Salesforce Data Cloud Ingestion from Sitemaps - Implementation Template
Application details
Technical considerations
- An instance of the Mule application is deployed per domain
- Support discovery of Sitemaps from the organization’s
robots.txt
file - Processing Sitemap index files is out of scope
- Content from a Sitemap should generally be provided as "text/html"
- No authentication is required/supported
- Synchronous and Asynchronous scans will ingest the full load
- The Mule application is designed to be stateless
Activity diagrams
The following activity diagrams illustrate the sequence of processing to ingest the unstructured metadata and its content on-demand.

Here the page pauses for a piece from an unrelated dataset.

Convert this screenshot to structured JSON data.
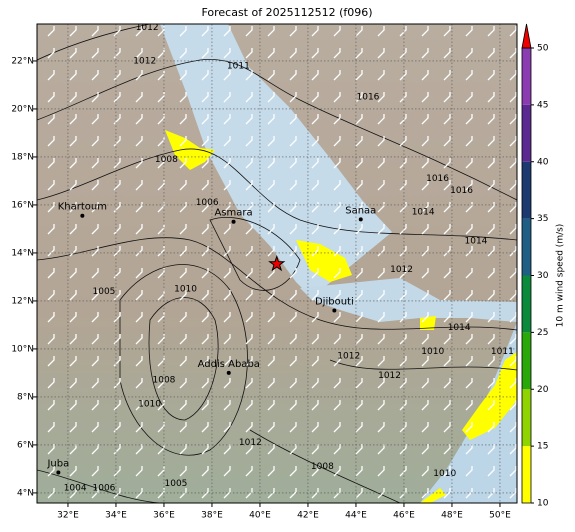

Initial Load/Full Refresh Synchronous
Initial Load/Full Refresh Asynchronous
Get Content
Processing logic
The primary handling and orchestration of unstructured metadata ingestion will be implemented in the Salesforce Data Cloud Ingestion from the Sitemaps Process API. This process is described in more detail in the following sections.

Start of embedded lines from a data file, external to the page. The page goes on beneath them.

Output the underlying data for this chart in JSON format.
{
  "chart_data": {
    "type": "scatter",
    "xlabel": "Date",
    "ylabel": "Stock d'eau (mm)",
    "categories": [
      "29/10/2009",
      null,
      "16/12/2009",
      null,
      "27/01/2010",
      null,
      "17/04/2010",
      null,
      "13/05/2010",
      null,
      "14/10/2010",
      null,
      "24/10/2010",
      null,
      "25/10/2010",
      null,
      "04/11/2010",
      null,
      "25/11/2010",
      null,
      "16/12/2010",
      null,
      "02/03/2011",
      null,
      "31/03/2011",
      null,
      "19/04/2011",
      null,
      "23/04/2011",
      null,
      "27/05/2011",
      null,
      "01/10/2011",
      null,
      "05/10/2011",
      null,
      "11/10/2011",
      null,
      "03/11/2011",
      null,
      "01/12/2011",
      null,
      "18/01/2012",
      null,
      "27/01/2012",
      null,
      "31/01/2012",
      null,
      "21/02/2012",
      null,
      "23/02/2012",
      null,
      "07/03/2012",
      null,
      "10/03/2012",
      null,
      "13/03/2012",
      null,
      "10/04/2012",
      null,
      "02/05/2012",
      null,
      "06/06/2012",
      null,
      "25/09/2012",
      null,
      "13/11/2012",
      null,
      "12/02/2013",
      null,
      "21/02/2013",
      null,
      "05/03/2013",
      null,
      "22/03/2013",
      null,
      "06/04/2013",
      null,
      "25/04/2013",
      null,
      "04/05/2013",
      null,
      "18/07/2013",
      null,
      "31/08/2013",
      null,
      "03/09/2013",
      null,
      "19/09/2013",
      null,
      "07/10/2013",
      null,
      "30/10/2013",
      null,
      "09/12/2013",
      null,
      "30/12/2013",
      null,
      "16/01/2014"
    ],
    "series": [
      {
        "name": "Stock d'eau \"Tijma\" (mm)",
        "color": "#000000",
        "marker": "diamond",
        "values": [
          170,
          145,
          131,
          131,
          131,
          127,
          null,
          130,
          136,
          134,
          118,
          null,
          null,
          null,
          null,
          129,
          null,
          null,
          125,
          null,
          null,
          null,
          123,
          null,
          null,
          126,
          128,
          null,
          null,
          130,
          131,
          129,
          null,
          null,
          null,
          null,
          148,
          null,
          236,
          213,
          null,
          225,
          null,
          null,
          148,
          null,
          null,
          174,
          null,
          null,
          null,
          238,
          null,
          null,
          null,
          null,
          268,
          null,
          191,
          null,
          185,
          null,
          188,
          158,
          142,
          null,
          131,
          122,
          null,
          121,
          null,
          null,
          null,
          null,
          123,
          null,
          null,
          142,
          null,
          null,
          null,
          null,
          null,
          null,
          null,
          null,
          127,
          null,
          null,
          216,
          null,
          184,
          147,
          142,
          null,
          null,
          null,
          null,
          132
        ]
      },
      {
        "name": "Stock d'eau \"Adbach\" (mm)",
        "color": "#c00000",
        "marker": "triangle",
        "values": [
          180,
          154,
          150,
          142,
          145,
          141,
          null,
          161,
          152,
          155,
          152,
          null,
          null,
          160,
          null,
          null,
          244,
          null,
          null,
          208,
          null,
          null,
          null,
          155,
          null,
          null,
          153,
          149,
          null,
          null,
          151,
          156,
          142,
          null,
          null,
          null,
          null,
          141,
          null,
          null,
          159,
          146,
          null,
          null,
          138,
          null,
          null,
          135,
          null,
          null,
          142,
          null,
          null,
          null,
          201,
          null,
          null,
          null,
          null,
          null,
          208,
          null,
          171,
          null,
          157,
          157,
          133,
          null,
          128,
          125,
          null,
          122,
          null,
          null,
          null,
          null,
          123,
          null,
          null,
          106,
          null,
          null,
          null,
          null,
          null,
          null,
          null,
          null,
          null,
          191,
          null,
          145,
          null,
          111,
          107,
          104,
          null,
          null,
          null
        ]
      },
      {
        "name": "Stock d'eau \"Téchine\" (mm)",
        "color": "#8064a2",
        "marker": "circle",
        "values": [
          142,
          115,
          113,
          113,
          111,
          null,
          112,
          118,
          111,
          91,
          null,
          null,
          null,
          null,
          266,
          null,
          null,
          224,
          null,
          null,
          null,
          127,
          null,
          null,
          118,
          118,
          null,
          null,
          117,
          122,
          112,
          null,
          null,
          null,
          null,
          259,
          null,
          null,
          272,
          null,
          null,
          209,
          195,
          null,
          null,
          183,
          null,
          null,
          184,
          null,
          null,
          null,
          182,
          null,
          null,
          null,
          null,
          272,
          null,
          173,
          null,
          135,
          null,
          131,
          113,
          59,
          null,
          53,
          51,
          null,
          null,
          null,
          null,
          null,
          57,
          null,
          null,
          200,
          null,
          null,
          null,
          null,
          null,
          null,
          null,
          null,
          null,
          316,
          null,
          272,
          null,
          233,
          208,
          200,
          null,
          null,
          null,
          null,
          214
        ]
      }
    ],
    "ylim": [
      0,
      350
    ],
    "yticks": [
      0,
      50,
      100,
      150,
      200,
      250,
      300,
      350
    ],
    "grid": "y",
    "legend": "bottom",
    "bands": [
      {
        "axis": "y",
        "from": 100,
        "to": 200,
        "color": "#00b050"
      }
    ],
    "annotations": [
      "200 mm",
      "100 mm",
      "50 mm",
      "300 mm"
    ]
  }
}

Initial Load/Full Refresh Synchronous
- A user action from Data Cloud initiates the request for a full refresh of the content metadata
- Data Cloud invokes the Mule application without a continuation token to start the process
- Mule application receives the request and will:
- Retrieve the content metadata from all the configured organizations' Sitemaps
- Transform the results into the Data Cloud format and return the results
Initial Load/Full Refresh Asynchronous
- Mule application receives a request to perform an asynchronous refresh of all metadata and will:
- Retrieve the content metadata from all the configured organizations' Sitemaps
- Transform the results into the required format for the ingestion API
- Send the transformed data to the ingestion endpoint
Get Content
- Data Cloud initiates the request to retrieve the content
- Mule application receives the request to retrieve and stream the page content from a Sitemap
Success conditions
Upon successful completion, the following conditions will be met:
- All metadata associated with unstructured content in the organization's Sitemaps is retrieved and processed.
- The full load of metadata is retrieved on demand.
- Retrieval of content is supported.